I am now wrapped under him, both of us looking out my window. He hugged me and kissed my hair gently. This feels really great, he didnt aim for the kiss, he wanted an embrace. I could stay like this the whole night.
"I've been wanting to do this...." he said. "I like you a lot, and..... I wish we could spend more time together", he whispered.
"I'm not sure about this......, I feel its too sudden....." I answered.
Then he slowly adjusted himself to face me. He is staring at me, I'm drowning in his eyes.
Still wrapped under him, he slowly moved closer and slowly touched my chin, positioning them towards him. I closed my eyes and didnt fight it off. I've surrendered myself to be kissed. I'm waiting. He leaned forward, I could hear him breathing heavily.
His forehead now leaning on mine, he is thinking, deciding, taking it so slowly. He is going to kiss me....
Then....that vibrating sound started again. His phone on the stereo compartment is blinking and is definitely trying to get attention. I saw his face turn different, he looked nervous and worried. He read the caller ID while hiding it from me......Its his GF.
I was waiting for a sign if this is right and Nokia gave me more than one. He excused himself and went outisde the car to answer the phone. He closed his door, but he was in a hurry that It didnt lock properly. It is partly open and I can hear him talk.
"Yeah, with Dan.......finalizing the bill..........baka coffee pa kami after....." shit...this is not right at all I said to myself.
"Ok.....I will....." he continued.
Then I heard the final blow."..love you too".
I took a deep breath and did a 3-second scenario assessment: this is not his fault entirely, I knew he had a GF, I knew he likes me. We are both tipsy and alone in the car. I could have gone home with Ella, but i didnt. I sent all the right signals for him. No need to get emotional here. He is a good guy nonetheless, just tell him as it is.
When he finished, he went back and looked very guilty. He held my hand and stared at the steering wheel. "sorry about that" was all he could say.
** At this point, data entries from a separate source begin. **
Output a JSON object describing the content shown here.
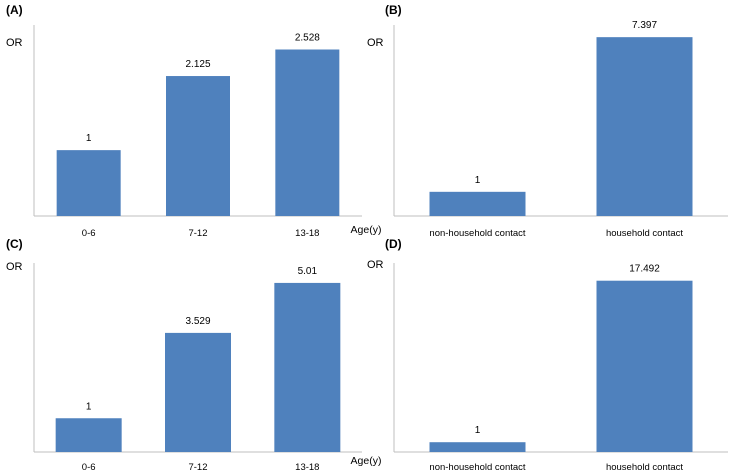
{
  "chart_data": [
    {
      "panel": "(A)",
      "type": "bar",
      "ylabel": "OR",
      "xlabel": "Age(y)",
      "categories": [
        "0-6",
        "7-12",
        "13-18"
      ],
      "values": [
        1,
        2.125,
        2.528
      ],
      "data_labels": [
        "1",
        "2.125",
        "2.528"
      ],
      "ylim": [
        0,
        2.9
      ],
      "bar_color": "#4f81bd",
      "grid": false
    },
    {
      "panel": "(B)",
      "type": "bar",
      "ylabel": "OR",
      "xlabel": "",
      "categories": [
        "non-household contact",
        "household contact"
      ],
      "values": [
        1,
        7.397
      ],
      "data_labels": [
        "1",
        "7.397"
      ],
      "ylim": [
        0,
        7.9
      ],
      "bar_color": "#4f81bd",
      "grid": false
    },
    {
      "panel": "(C)",
      "type": "bar",
      "ylabel": "OR",
      "xlabel": "Age(y)",
      "categories": [
        "0-6",
        "7-12",
        "13-18"
      ],
      "values": [
        1,
        3.529,
        5.01
      ],
      "data_labels": [
        "1",
        "3.529",
        "5.01"
      ],
      "ylim": [
        0,
        5.6
      ],
      "bar_color": "#4f81bd",
      "grid": false
    },
    {
      "panel": "(D)",
      "type": "bar",
      "ylabel": "OR",
      "xlabel": "",
      "categories": [
        "non-household contact",
        "household contact"
      ],
      "values": [
        1,
        17.492
      ],
      "data_labels": [
        "1",
        "17.492"
      ],
      "ylim": [
        0,
        19.3
      ],
      "bar_color": "#4f81bd",
      "grid": false
    }
  ]
}
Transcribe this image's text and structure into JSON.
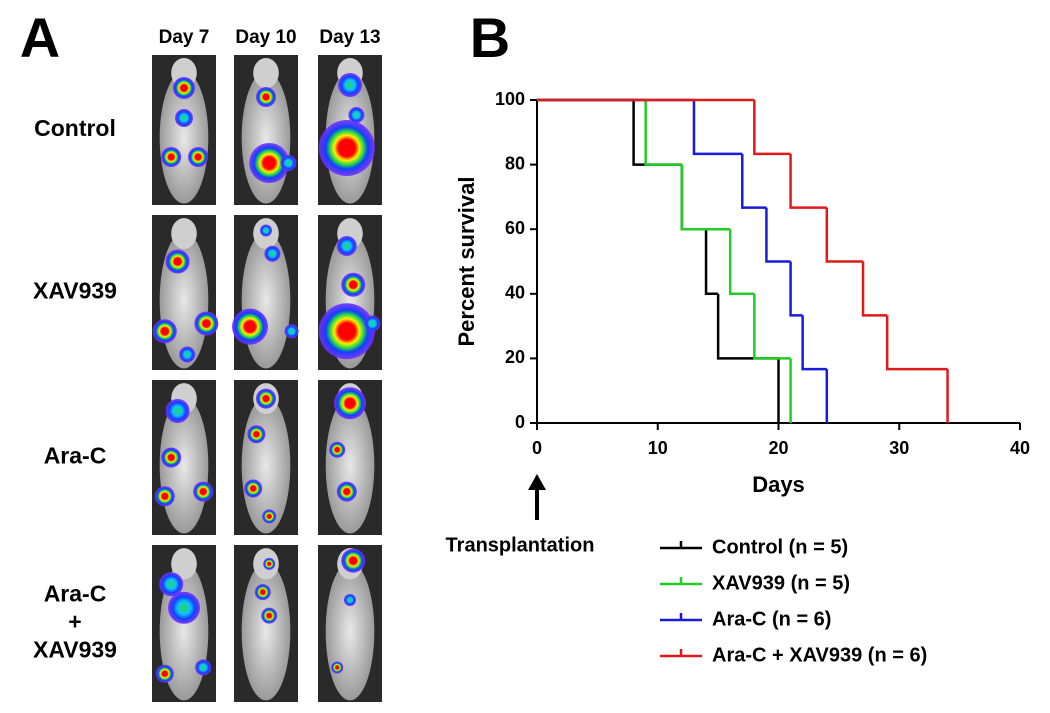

I said "let's go home na, really getting late na, I think someone is starting to look for you....".
He looked at me and said "...ok....thanks for being here with me....hope we can be really good friends after the tequilla wears off"
I said "let's be friends.....let's be good friends....let's just not try to be something that we are not ...i hope you know what I mean..."
"yeah.....I understand.....but sometimes..... there are things that you cant really fight off..." he said.
"I know, but let's not forget other people hooked up into this" I answered
"tagal na rin kayo right? don't let one tipsy night ruin things for you" I continued.
"we're 3 months na ....you had a boyfirned then right?, saw him picked you up before" he replied.
Oh my, timing was really not on our side. But what can I do?
"Ok,..Paul...we both know we like each other,.....but you are taken now..., I realized now that I dont want to become miss third wheel. I thought I could. Maybe its not really meant to be"
He answered, "I know....now I feel so happy and confused at the same time.....I just really like you eversince.......fate is really playing with us......just dont cut me off yet...let's enjoy each other's company as friends"
With that he started driving me home. He still holds my hand while he drives. I allowed him.
We continued talking about seing each other again and about the next launching. I didnt give any commitment but said I'll think about it.
When we reached my place, I gave him a kiss on the cheek. He hugged me ever so softly. He said "please let me kiss you..."
Then he backed away and with both hands he is slowly pulling my face closer to him. I held both his cheeks as well....and kissed his cheeks slowly...keeping his lips away from my lips... i stayed on his left side and didnt move ....our cheeks are leaning against each other....he is giving me soft kisses on the cheeks.....and i begin to do the same...my lips are touching his cheeks now.....then....I slowly moved them closer to his lips and......let go. I didnt kiss his lips but the corners of our lips touched.
He leaned back, looked at me and smiled.
I said "good night and thanks for the night". I got out of the car and walked to my gate. That was my final signal for the night.
I'm not sure If I did the right thing.